The case reaffirmed the principle that an individual can be both an employee and a shareholder of a company. Lee, the sole director and shareholder of his company, was killed in an accident at work. His widow applied for workers’ compensation, but the insurance company contended that Lee could not be both employer and employee. The Privy Council held that as the company was a distinct legal person, Lee was a statutory employee according to the law. The case confirmed the doctrine of corporate personality and allowed individuals to contract with their own companies in distinct legal capacities.
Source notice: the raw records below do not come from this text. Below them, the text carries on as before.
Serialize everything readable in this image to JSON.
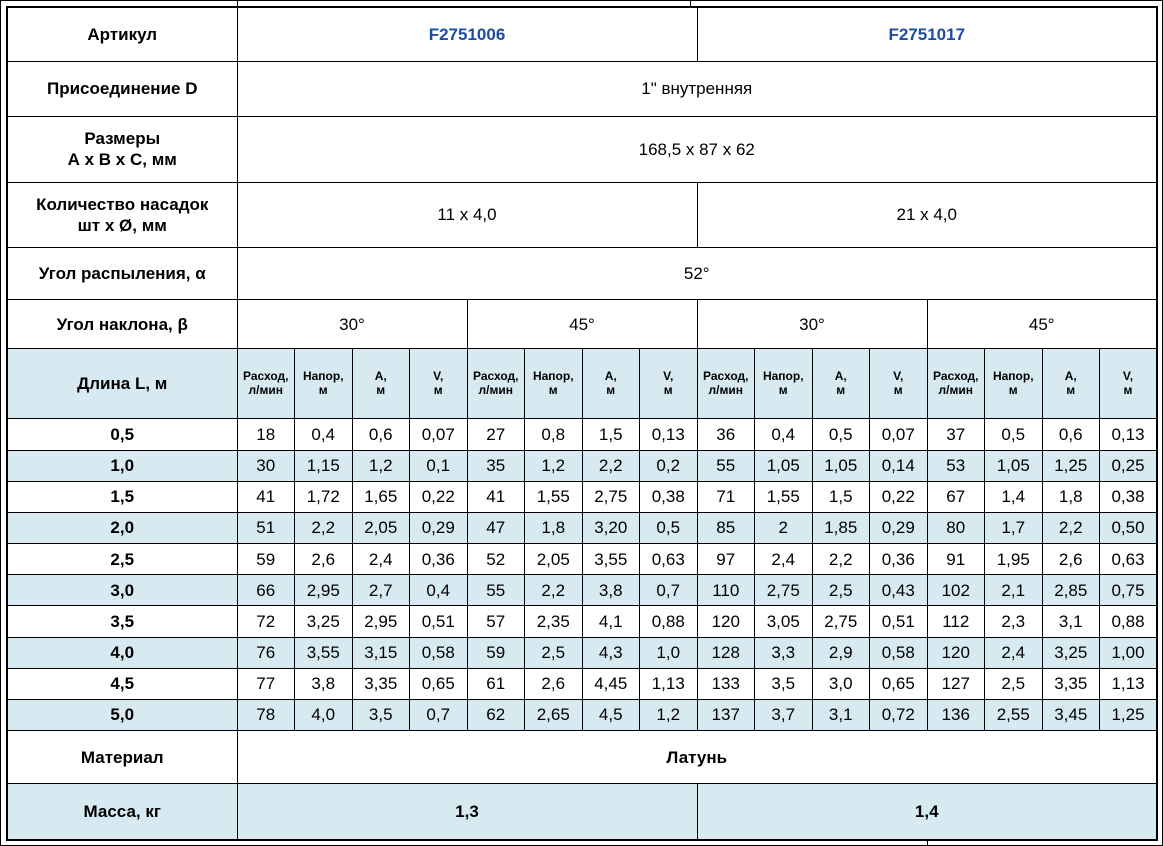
{
  "colors": {
    "accent_blue": "#1E4CA1",
    "stripe_blue": "#D7EAF1",
    "border": "#000000"
  },
  "spec": {
    "article": {
      "label": "Артикул",
      "values": [
        "F2751006",
        "F2751017"
      ]
    },
    "connection": {
      "label": "Присоединение D",
      "value": "1\" внутренняя"
    },
    "dimensions": {
      "label_line1": "Размеры",
      "label_line2": "А х В х С, мм",
      "value": "168,5 х 87 х 62"
    },
    "nozzles": {
      "label_line1": "Количество насадок",
      "label_line2": "шт х Ø, мм",
      "values": [
        "11 х 4,0",
        "21 х 4,0"
      ]
    },
    "spray_angle": {
      "label": "Угол распыления, α",
      "value": "52°"
    },
    "tilt_angle": {
      "label": "Угол наклона, β",
      "values": [
        "30°",
        "45°",
        "30°",
        "45°"
      ]
    },
    "material": {
      "label": "Материал",
      "value": "Латунь"
    },
    "mass": {
      "label": "Масса, кг",
      "values": [
        "1,3",
        "1,4"
      ]
    }
  },
  "table": {
    "length_label": "Длина L, м",
    "subheaders": [
      {
        "line1": "Расход,",
        "line2": "л/мин"
      },
      {
        "line1": "Напор,",
        "line2": "м"
      },
      {
        "line1": "А,",
        "line2": "м"
      },
      {
        "line1": "V,",
        "line2": "м"
      }
    ],
    "rows": [
      {
        "length": "0,5",
        "values": [
          "18",
          "0,4",
          "0,6",
          "0,07",
          "27",
          "0,8",
          "1,5",
          "0,13",
          "36",
          "0,4",
          "0,5",
          "0,07",
          "37",
          "0,5",
          "0,6",
          "0,13"
        ]
      },
      {
        "length": "1,0",
        "values": [
          "30",
          "1,15",
          "1,2",
          "0,1",
          "35",
          "1,2",
          "2,2",
          "0,2",
          "55",
          "1,05",
          "1,05",
          "0,14",
          "53",
          "1,05",
          "1,25",
          "0,25"
        ]
      },
      {
        "length": "1,5",
        "values": [
          "41",
          "1,72",
          "1,65",
          "0,22",
          "41",
          "1,55",
          "2,75",
          "0,38",
          "71",
          "1,55",
          "1,5",
          "0,22",
          "67",
          "1,4",
          "1,8",
          "0,38"
        ]
      },
      {
        "length": "2,0",
        "values": [
          "51",
          "2,2",
          "2,05",
          "0,29",
          "47",
          "1,8",
          "3,20",
          "0,5",
          "85",
          "2",
          "1,85",
          "0,29",
          "80",
          "1,7",
          "2,2",
          "0,50"
        ]
      },
      {
        "length": "2,5",
        "values": [
          "59",
          "2,6",
          "2,4",
          "0,36",
          "52",
          "2,05",
          "3,55",
          "0,63",
          "97",
          "2,4",
          "2,2",
          "0,36",
          "91",
          "1,95",
          "2,6",
          "0,63"
        ]
      },
      {
        "length": "3,0",
        "values": [
          "66",
          "2,95",
          "2,7",
          "0,4",
          "55",
          "2,2",
          "3,8",
          "0,7",
          "110",
          "2,75",
          "2,5",
          "0,43",
          "102",
          "2,1",
          "2,85",
          "0,75"
        ]
      },
      {
        "length": "3,5",
        "values": [
          "72",
          "3,25",
          "2,95",
          "0,51",
          "57",
          "2,35",
          "4,1",
          "0,88",
          "120",
          "3,05",
          "2,75",
          "0,51",
          "112",
          "2,3",
          "3,1",
          "0,88"
        ]
      },
      {
        "length": "4,0",
        "values": [
          "76",
          "3,55",
          "3,15",
          "0,58",
          "59",
          "2,5",
          "4,3",
          "1,0",
          "128",
          "3,3",
          "2,9",
          "0,58",
          "120",
          "2,4",
          "3,25",
          "1,00"
        ]
      },
      {
        "length": "4,5",
        "values": [
          "77",
          "3,8",
          "3,35",
          "0,65",
          "61",
          "2,6",
          "4,45",
          "1,13",
          "133",
          "3,5",
          "3,0",
          "0,65",
          "127",
          "2,5",
          "3,35",
          "1,13"
        ]
      },
      {
        "length": "5,0",
        "values": [
          "78",
          "4,0",
          "3,5",
          "0,7",
          "62",
          "2,65",
          "4,5",
          "1,2",
          "137",
          "3,7",
          "3,1",
          "0,72",
          "136",
          "2,55",
          "3,45",
          "1,25"
        ]
      }
    ]
  }
}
  • Daimler Co. Ltd. v. Continental Tyre and Rubber Co. (1916) – 

This case illustrated how legal personality could be overlooked when national security is involved. At the time of World War I, the UK government wondered if Continental Tyre, a UK-registered but German-shareholder-controlled company, could be dealt with as an enemy organization. The House of Lords held that the nationality of the company ought to be decided based on its controlling shareholders, resulting in the limitations of trading with enemy-controlled enterprises. The case demonstrated that the personality of a company is not fixed but could be overridden in extraordinary situations, especially those involving national interests.

  • Ashbury Railway Carriage & Iron Co. Ltd. v. Riche (1875) – 

The case set forth the ultra vires doctrine, which limits a company from carrying out activities other than those explicitly mentioned in its memorandum of association. The company had signed a contract to fund a railway line project, which was not among its authorized activities. The House of Lords declared the contract null and invalid since it overstepped the legal capacity of the company. The case highlighted the significance of complying with company goals and safeguarding shareholders against unauthorized commercial undertakings. While subsequent legislation, including the Companies Act 2006, restricted the strict enforcement of ultra vires, the case retains historical value under company law.
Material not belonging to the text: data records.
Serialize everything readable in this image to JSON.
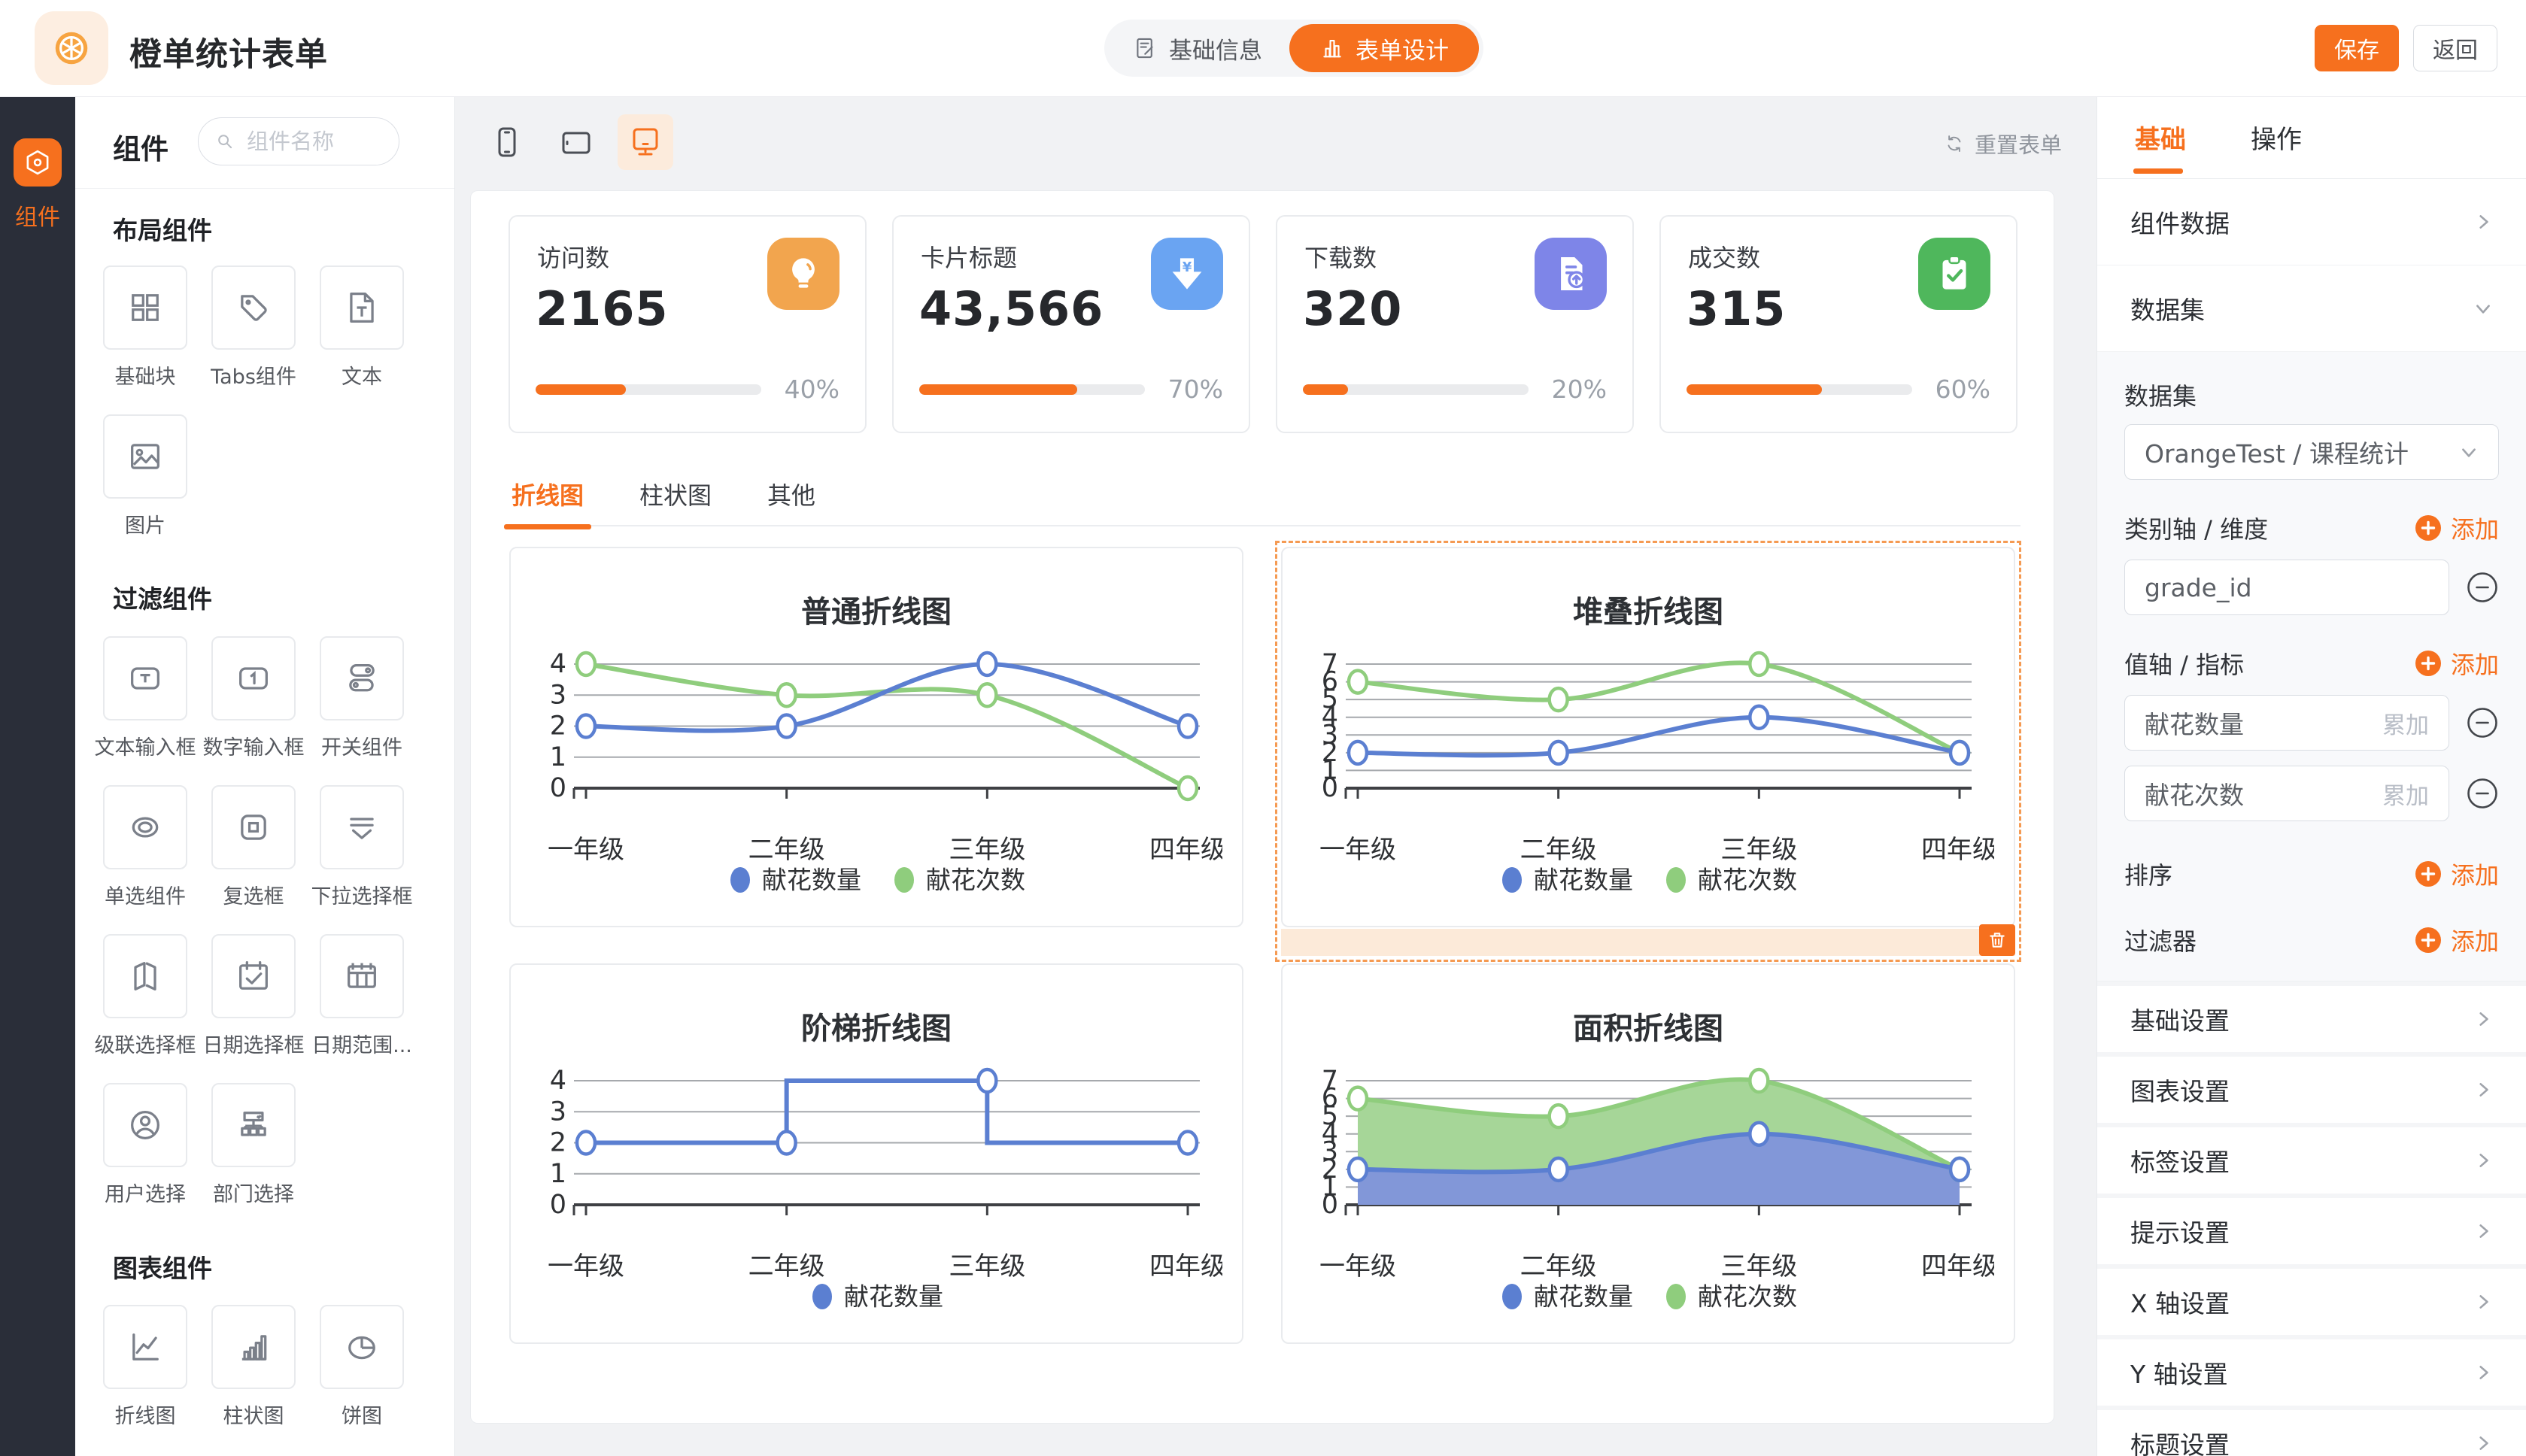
{
  "header": {
    "title": "橙单统计表单",
    "logo_icon": "orange-slice-icon",
    "mode_tabs": [
      {
        "label": "基础信息",
        "icon": "form-icon",
        "active": false
      },
      {
        "label": "表单设计",
        "icon": "bar-chart-mini-icon",
        "active": true
      }
    ],
    "save_label": "保存",
    "back_label": "返回"
  },
  "rail": {
    "items": [
      {
        "label": "组件",
        "icon": "hexagon-icon",
        "active": true
      }
    ]
  },
  "components_panel": {
    "title": "组件",
    "search_placeholder": "组件名称",
    "sections": [
      {
        "title": "布局组件",
        "items": [
          {
            "label": "基础块",
            "icon": "blocks-icon"
          },
          {
            "label": "Tabs组件",
            "icon": "tag-icon"
          },
          {
            "label": "文本",
            "icon": "text-file-icon"
          },
          {
            "label": "图片",
            "icon": "image-icon"
          }
        ]
      },
      {
        "title": "过滤组件",
        "items": [
          {
            "label": "文本输入框",
            "icon": "text-input-icon"
          },
          {
            "label": "数字输入框",
            "icon": "number-input-icon"
          },
          {
            "label": "开关组件",
            "icon": "switch-icon"
          },
          {
            "label": "单选组件",
            "icon": "radio-icon"
          },
          {
            "label": "复选框",
            "icon": "checkbox-icon"
          },
          {
            "label": "下拉选择框",
            "icon": "select-icon"
          },
          {
            "label": "级联选择框",
            "icon": "cascade-icon"
          },
          {
            "label": "日期选择框",
            "icon": "date-icon"
          },
          {
            "label": "日期范围...",
            "icon": "date-range-icon"
          },
          {
            "label": "用户选择",
            "icon": "user-icon"
          },
          {
            "label": "部门选择",
            "icon": "dept-icon"
          }
        ]
      },
      {
        "title": "图表组件",
        "items": [
          {
            "label": "折线图",
            "icon": "line-chart-icon"
          },
          {
            "label": "柱状图",
            "icon": "bar-chart-icon"
          },
          {
            "label": "饼图",
            "icon": "pie-chart-icon"
          }
        ]
      }
    ]
  },
  "canvas": {
    "devices": [
      {
        "name": "phone",
        "icon": "phone-icon",
        "active": false
      },
      {
        "name": "tablet",
        "icon": "tablet-icon",
        "active": false
      },
      {
        "name": "desktop",
        "icon": "desktop-icon",
        "active": true
      }
    ],
    "reset_label": "重置表单",
    "progress_color": "#f6701e",
    "stat_cards": [
      {
        "title": "访问数",
        "value": "2165",
        "icon": "bulb-icon",
        "icon_bg": "#f2a54e",
        "progress": 40,
        "percent_label": "40%"
      },
      {
        "title": "卡片标题",
        "value": "43,566",
        "icon": "money-arrow-icon",
        "icon_bg": "#6aa4f2",
        "progress": 70,
        "percent_label": "70%"
      },
      {
        "title": "下载数",
        "value": "320",
        "icon": "file-upload-icon",
        "icon_bg": "#7e85e8",
        "progress": 20,
        "percent_label": "20%"
      },
      {
        "title": "成交数",
        "value": "315",
        "icon": "clipboard-check-icon",
        "icon_bg": "#4fb75c",
        "progress": 60,
        "percent_label": "60%"
      }
    ],
    "chart_tabs": [
      {
        "label": "折线图",
        "active": true
      },
      {
        "label": "柱状图",
        "active": false
      },
      {
        "label": "其他",
        "active": false
      }
    ]
  },
  "chart_data": [
    {
      "type": "line",
      "title": "普通折线图",
      "categories": [
        "一年级",
        "二年级",
        "三年级",
        "四年级"
      ],
      "series": [
        {
          "name": "献花数量",
          "color": "#5b7fd1",
          "values": [
            2,
            2,
            4,
            2
          ]
        },
        {
          "name": "献花次数",
          "color": "#8fcd7d",
          "values": [
            4,
            3,
            3,
            0
          ]
        }
      ],
      "smooth": true,
      "stacked": false,
      "area": false,
      "step": false,
      "ylim": [
        0,
        4
      ],
      "grid": true,
      "legend_position": "bottom",
      "selected": false
    },
    {
      "type": "line",
      "title": "堆叠折线图",
      "categories": [
        "一年级",
        "二年级",
        "三年级",
        "四年级"
      ],
      "series": [
        {
          "name": "献花数量",
          "color": "#5b7fd1",
          "values": [
            2,
            2,
            4,
            2
          ]
        },
        {
          "name": "献花次数",
          "color": "#8fcd7d",
          "values": [
            4,
            3,
            3,
            0
          ]
        }
      ],
      "smooth": true,
      "stacked": true,
      "area": false,
      "step": false,
      "ylim": [
        0,
        7
      ],
      "grid": true,
      "legend_position": "bottom",
      "selected": true
    },
    {
      "type": "line",
      "title": "阶梯折线图",
      "categories": [
        "一年级",
        "二年级",
        "三年级",
        "四年级"
      ],
      "series": [
        {
          "name": "献花数量",
          "color": "#5b7fd1",
          "values": [
            2,
            2,
            4,
            2
          ]
        }
      ],
      "smooth": false,
      "stacked": false,
      "area": false,
      "step": true,
      "ylim": [
        0,
        4
      ],
      "grid": true,
      "legend_position": "bottom",
      "selected": false
    },
    {
      "type": "area",
      "title": "面积折线图",
      "categories": [
        "一年级",
        "二年级",
        "三年级",
        "四年级"
      ],
      "series": [
        {
          "name": "献花数量",
          "color": "#5b7fd1",
          "fill": "#8297d8",
          "values": [
            2,
            2,
            4,
            2
          ]
        },
        {
          "name": "献花次数",
          "color": "#8fcd7d",
          "fill": "#a6d698",
          "values": [
            4,
            3,
            3,
            0
          ]
        }
      ],
      "smooth": true,
      "stacked": true,
      "area": true,
      "step": false,
      "ylim": [
        0,
        7
      ],
      "grid": true,
      "legend_position": "bottom",
      "selected": false
    }
  ],
  "inspector": {
    "tabs": [
      {
        "label": "基础",
        "active": true
      },
      {
        "label": "操作",
        "active": false
      }
    ],
    "component_data_label": "组件数据",
    "dataset_section_label": "数据集",
    "dataset_field_label": "数据集",
    "dataset_value": "OrangeTest / 课程统计",
    "category_axis_label": "类别轴 / 维度",
    "add_label": "添加",
    "category_fields": [
      "grade_id"
    ],
    "value_axis_label": "值轴 / 指标",
    "value_fields": [
      {
        "name": "献花数量",
        "agg": "累加"
      },
      {
        "name": "献花次数",
        "agg": "累加"
      }
    ],
    "sort_label": "排序",
    "filter_label": "过滤器",
    "settings": [
      "基础设置",
      "图表设置",
      "标签设置",
      "提示设置",
      "X 轴设置",
      "Y 轴设置",
      "标题设置"
    ]
  },
  "colors": {
    "accent": "#f6701e",
    "accent_light_bg": "#fdeee1",
    "rail_bg": "#2a2e39",
    "selection_dash": "#f59a52",
    "series_blue": "#5b7fd1",
    "series_green": "#8fcd7d"
  }
}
  • Macaura v. Northern Assurance Co. Ltd. (1925) – 

This case explained that the assets of a company belong to the company and not to the shareholders. Macaura had insured timber in his name although it was transferred to his company. The insurance claim was rejected after tthe imber was burned since Macaura, being a shareholder, could not have an insurable interest in property owned by a company. The decision underscored the strict segregation between a firm and its shareholders so that shareholders could not claim ownership over corporate property in their personal capacity. The case reaffirmed the need to preserve distinct lines of demarcation between personal and corporate property.

CONCLUSION –

A company is a legally recognized organization that functions independently of its owners, providing financial security in the form of limited liability and perpetual succession. The doctrines of corporate personality, including the doctrine of separate legal identity and compliance with statutes, are essential in business administration. Judicial precedents have strengthened these doctrines, setting forth clear guidelines for corporate functioning and accountability. Recognizing these traits allows businesses to operate effectively while protecting the interests of stakeholders. Companies are, therefore, basic pillars of economic development, promoting innovation, investment, and commercial growth.